Serializing 3D dataset with chunks to sequential binary on disk without breaking order?

Hi everyone,

Introduction

We use 3D exploration seismology dataset, a structured binary with 3600 bytes of metadata followed by sequential “time-series” with headers, regardless of underlying tensor dimensionality.

Current Solution

We wrote a tool to convert this back and forth to Zarr, and the export back to SEG-Y uses Dask for parallel execution and writing to SEG-Y. You can find the relevant section here. Step by step (the highlighted area):

  1. Flatten (rechunk) the three arrays along axis = 0
  2. Create dask keys
  3. Create task graph as dict. The function here takes the three and writes a stack of partial SEG-Y files
  4. Convert task graph to HLG
  5. Execute
  6. Combine all the stacks into one file in order

You will see similarities to dask.array.to_npy_stack, as we used this function as template and expanded upon it. The difference is, we flatten 3 arrays instead of one, then the serialization to SEG-Y is different than NPY files.

Issues

However, we run into memory issues doing this way when the dimensions of the data across other dimensions are large.

For example, the dataset could be in shape (3500, 13500, 4001) with chunks (128, 512, 128) where the last dimension is the “time-seres”. So we need to rechunk this dataset into (128, 13500, 4001) to be able to sequentially write to a stack of files.

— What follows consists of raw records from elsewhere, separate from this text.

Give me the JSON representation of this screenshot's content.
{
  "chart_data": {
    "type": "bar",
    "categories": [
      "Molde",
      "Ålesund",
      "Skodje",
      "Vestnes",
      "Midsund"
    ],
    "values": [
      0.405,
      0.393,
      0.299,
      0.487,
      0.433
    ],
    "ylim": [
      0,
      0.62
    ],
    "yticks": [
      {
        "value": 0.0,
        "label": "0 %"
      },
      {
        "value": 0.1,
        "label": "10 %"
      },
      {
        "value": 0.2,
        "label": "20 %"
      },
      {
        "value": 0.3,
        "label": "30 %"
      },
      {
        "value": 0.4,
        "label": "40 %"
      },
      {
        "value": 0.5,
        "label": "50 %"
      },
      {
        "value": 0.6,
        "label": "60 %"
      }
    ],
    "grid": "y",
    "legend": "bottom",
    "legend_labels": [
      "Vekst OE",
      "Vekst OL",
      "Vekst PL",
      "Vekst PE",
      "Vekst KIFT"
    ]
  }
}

With fp32 values, this would require 27GB of memory PER worker.

Proposed Solution?

We are experimenting with applying this function to write out slices within a chunk (locally instead of flattening the whole array) in the desired order, and then combine them incrementally with the next graph levels as they complete. However, it is not a trivial task as we need to create sub-layers within the block to be combined with the next layer of the graph.

See image below for our proposed solution’s pseudo-graph with given configuration:
Array Shape = (6, 4, 10), Chunk sizes (3, 2, 10)
We serialize along last axis so you can ignore that
Which makes these (spatial) blocks

  • (0, 0) is (slice(0, 3), slice(0, 2))
  • (0, 1) is (slice(0, 3), slice(2, 4))
  • (1, 0) is (slice(3, 6), slice(0, 2))
  • (1, 1) is (slice(3, 6), slice(2, 4))

For each block we serialize along axis=0 and we would have 3 slices each because our chunksize along that axis is 3. So each one gets serialized independently.
Then we concat them on disk as a whole slice across all blocks are written.
Finally, when they’re all written, we concatenate all files.

What do you think would be a good solution to this? Are we on the right track?

Visual Examples

Some visual explanations:
First, these assumptions:

  1. Below is the chunk layout of the 3D data (ignore sample axis)
  2. Each chunk holds 5x5 traces, i.e. 25 traces.
  3. A “block” is a complete set of crosslines for an inline chunk; and vice-versa for crossline blocks.
    image

If we look at the four chunks in the bottom left corner, they will look like this.
For now, let’s assume this is the whole seismic cube.
image

However, we want to write them out like this, inline sorted:
image

The challenge is if we write each chunk individually and then concatenate them, the trace order gets messed up. It would look something like this:
image

It sounds like the fundamental bottleneck on this workflow is rechunking. In that sense, your issue is similar to the one discussed here:

That discussion led to the creation of the rechunker package:

With the right combination of target chunks and encoding (no compression), you might be able to simply rechunk your data to zarr and then concatenate all of the zarr chunks into the desired monolithic binary file.